Practical applications of Ad-hoc networks are developing everyday and safeguarding their security is becoming more important. Because of their specific qualities, ad-hoc networks require an anomaly detection system that adapts to its changing behaviour quickly. Bio-inspired algorithms provide dynamic, adaptive, real-time methods of intrusion detection and particularly in initiating a response. A key component of bio-inspired response methods is the use of feedback from the network to better adapt their response to the specific attack and the type of network at hand.

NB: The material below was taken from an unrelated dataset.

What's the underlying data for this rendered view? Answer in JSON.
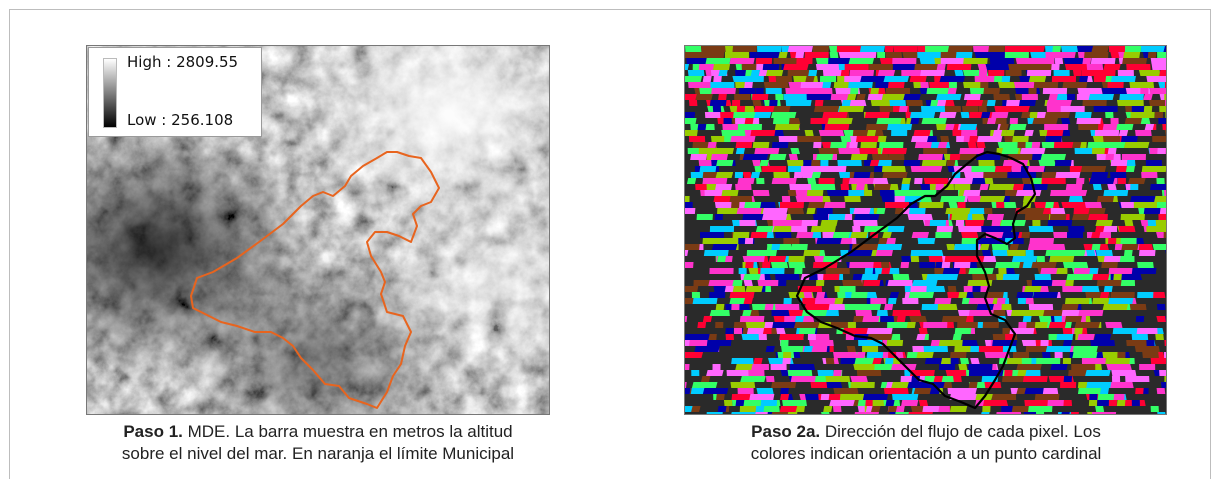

However, calculating an appropriate length of time at which to provide feedback is crucial - premature feedback or delayed feedback from the network can have adverse effects on the attack mitigation process. The antigen-degeneracy response selection algorithm [Sch11] is one of the few bio-inspired algorithms for selecting the appropriate response for misbehavior that considers network performance and adapts to the network. The main drawback of this algorithm is that it has no measure of the amount of time to wait before it can take performance measurements (feedback) from the network. In this thesis, we attempt to develop an understanding of the length of time required before feedback is provided in a range of types of ad-hoc network that have been subject of an attack, in order that future development of bio-inspired intrusion detection algorithms can be enhanced.
Aiming toward an adaptive timer, we discuss that ad-hoc networks can be divided into Wireless Sensor Network (WSN), Wireless Personal Area Network (WPAN) and Spontaneously Networked Users (SNU). We use ns2 to simulate these three different types of ad-hoc networks, each of which is analysed for changes in its throughput after an attack is responded to, in order to calculate the corresponding feedback time. The feedback time in this case is the time it takes for the network to stabilise. Feedback time is not only essential to bio-inspired intrusion response methods, but can also be used in network applications where a stable network reading is required, e.g. security monitoring and motion tracking.
Interestingly, we found that the network feedback time does not vary greatly between the different types of networks, but it was calculated to be less than half of what Schaust and Szczerbicka used in their algorithm.